Bayrou ha espresso chiaramente la sua analisi politica all'Université d'été del suo partito, a Ramatuelle.
Jospin e Chirac sono i "fratelli siamesi dello stesso vecchio sistema". Jospin, secondo Bayrou, appartiene ad un mondo politico di 50 anni fa, quando si discuteva nella sinistra tra marxisti stalinisti e marxisti trotskisti. Chirac, un uomo "con idee a geometria variabile, idee che cambiano con il vento dei sondaggi".
Al "monopolio siamese", Bayrou contrappone una sorta di riconciliazione dei riformisti di entrambi i poli, "la destra moderna e la sinistra realista".

La crisi internazionale, a seguito degli attacchi terroristici contro gli USA e l'inizio delle operazioni militari degli alleati contro i terroristi e gli stati che li proteggono, sicuramente indebolisce la posizione del terzo uomo. Le crisi polarizzano l'elettorato intorno ai vertici nazionali.

Ma la via è complessa comunque.
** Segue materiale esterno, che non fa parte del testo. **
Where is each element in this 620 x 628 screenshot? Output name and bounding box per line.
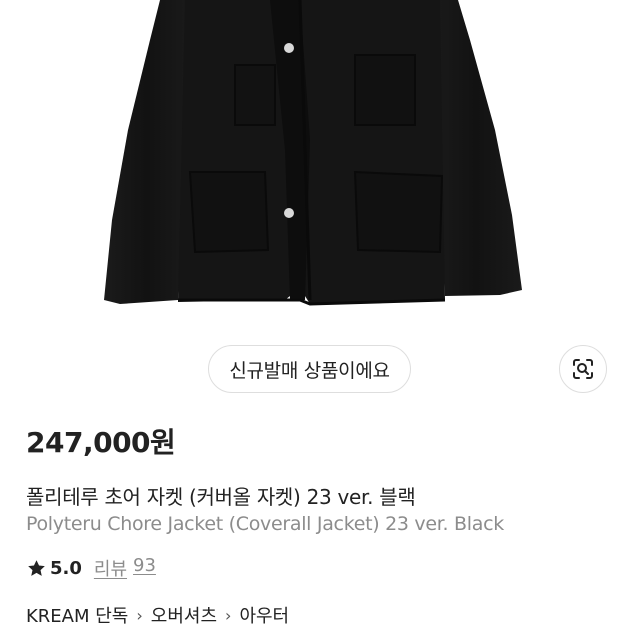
category-breadcrumb: KREAM 단독 › 오버셔츠 › 아우터 <box>26 602 289 628</box>
new-release-badge-label: 신규발매 상품이에요 <box>229 359 390 382</box>
jacket-illustration <box>104 0 522 306</box>
reviews-label: 리뷰 <box>93 559 128 580</box>
breadcrumb-item-outer[interactable]: 아우터 <box>239 602 289 628</box>
product-price: 247,000원 <box>26 426 176 459</box>
breadcrumb-separator: › <box>225 605 232 625</box>
new-release-badge: 신규발매 상품이에요 <box>208 345 411 393</box>
product-title-english: Polyteru Chore Jacket (Coverall Jacket) … <box>26 513 504 535</box>
product-rating: 5.0 리뷰 93 <box>26 555 156 581</box>
reviews-link[interactable]: 리뷰 93 <box>94 555 156 581</box>
breadcrumb-item-overshirt[interactable]: 오버셔츠 <box>151 602 217 628</box>
product-image[interactable] <box>0 0 620 330</box>
product-title-korean: 폴리테루 초어 자켓 (커버올 자켓) 23 ver. 블랙 <box>26 485 416 509</box>
star-icon <box>28 559 45 576</box>
image-search-button[interactable] <box>559 345 607 393</box>
image-search-icon <box>573 359 593 379</box>
rating-score: 5.0 <box>50 557 82 579</box>
breadcrumb-item-kream-exclusive[interactable]: KREAM 단독 <box>26 602 128 628</box>
reviews-count: 93 <box>133 555 156 576</box>
breadcrumb-separator: › <box>136 605 143 625</box>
Anche per analisi e prese di posizione provenienti dall'interno del mondo UDF.

Innanzitutto, Christine Boutin, parlamentare apparentata all'UDF all'Assemblea nazionale, ha deciso di candidarsi anch'essa. Punto di riferimento della lotta contro l'aborto e a difesa della vita umana, attrae un elettorato cattolico vicino anche ad altri candidati, quali Philippe de Villiers. Ma rischia di essere anche una concorrente diretta nell'elettorato potenziale di Bayrou, quello attratto dal suo messaggio per una Francia umana. Con i sondaggi che non le danno più dell'1% delle intenzioni di voto dei francesi, Christine Boutin insiste nella sua strada.

Ma anche un ex Presidente della repubblica ha preoccupato l'entourage di Bayrou. Un nome importante per la storia dell'UDF, l'unico nella storia del partito che sia riuscito a diventare Presidente della repubblica, nel 1974. In una intervista a France 3 del 23 settembre scorso, Valéry Giscard d'Estaing ha confermato in effetti la necessità politica per la Francia di trovare un credibile terzo uomo da contrapporre al primo turno delle elezioni presidenziali al binomio Chirac - Jospin: "Bisogna rivivere nel 2002 il dibattito del 1995?".
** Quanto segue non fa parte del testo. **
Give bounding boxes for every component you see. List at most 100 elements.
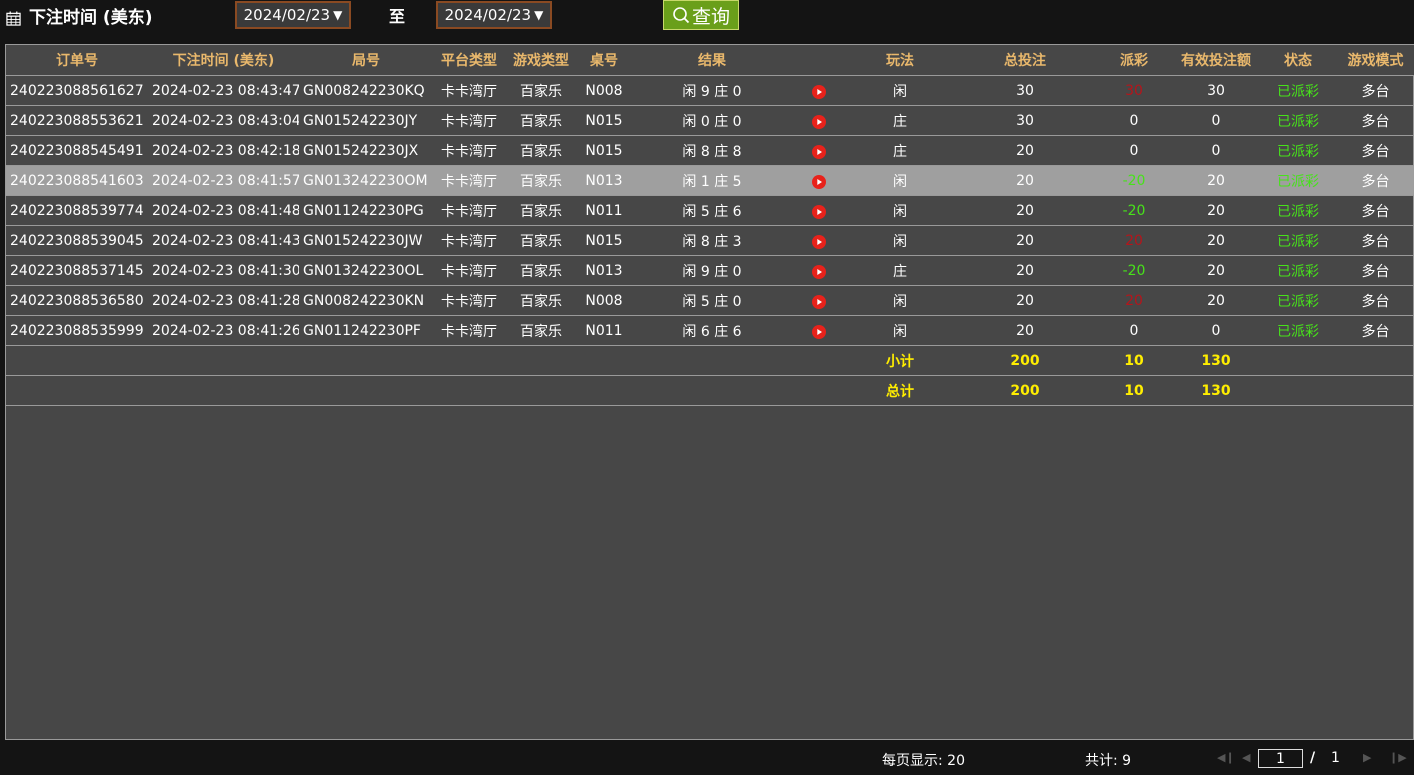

Secondo una inchiesta CSA - France 3 - France Info, il 55% degli intervistati preferiscono "un duello tra uno di questi due candidati e un terzo uomo". Il problema è sempre il solito: quale sarebbe il terzo uomo?
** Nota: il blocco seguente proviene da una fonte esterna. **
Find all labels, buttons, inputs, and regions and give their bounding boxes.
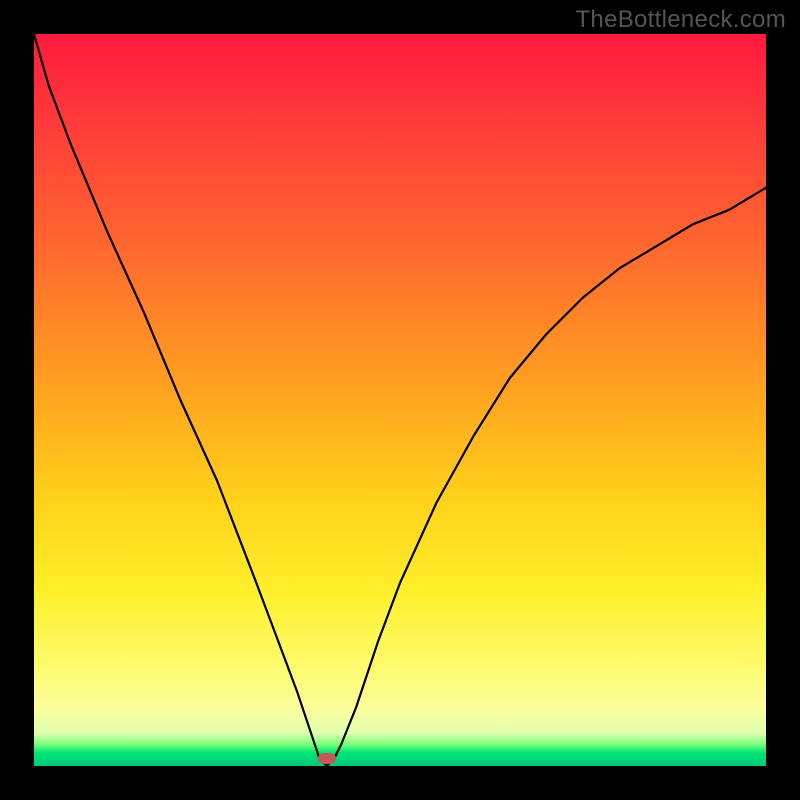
- chart-frame: TheBottleneck.com: [0, 0, 800, 800]
- plot-area: [34, 34, 766, 766]
- bottleneck-curve: [34, 34, 766, 766]
- curve-layer: [34, 34, 766, 766]
- optimum-marker: [318, 753, 336, 764]
- watermark-text: TheBottleneck.com: [575, 6, 786, 34]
Secondo Giscard d'Estaing, sarebbe auspicabile che i francesi possano scegliere tra almeno due candidati a sinistra ed almeno due candidati a destra. Il criterio di scelta secondo l'ex Presidente consiste nella credibilità presidenziale. Per la sinistra francese non sembrerebbe esistere il problema (oltre a Jospin, anche Jacques Delors, o Jean-Pierre Chevènement potrebbe svolgere egregiamente il loro ruolo). A destra sicuramente Chirac rientra nel criterio individuato da Giscard, ma gli altri ancora no: "Gli altri dicono cose interessanti, intelligenti. Bisogna attendere e vedere se essi acquisteranno la credibilità presidenziale". La conclusione è sibillina: "Io non ho intenzione di essere candidato alle elezioni presidenziali, ma non lo escludo del tutto". A febbraio-marzo del 2002 la questione sarà definita.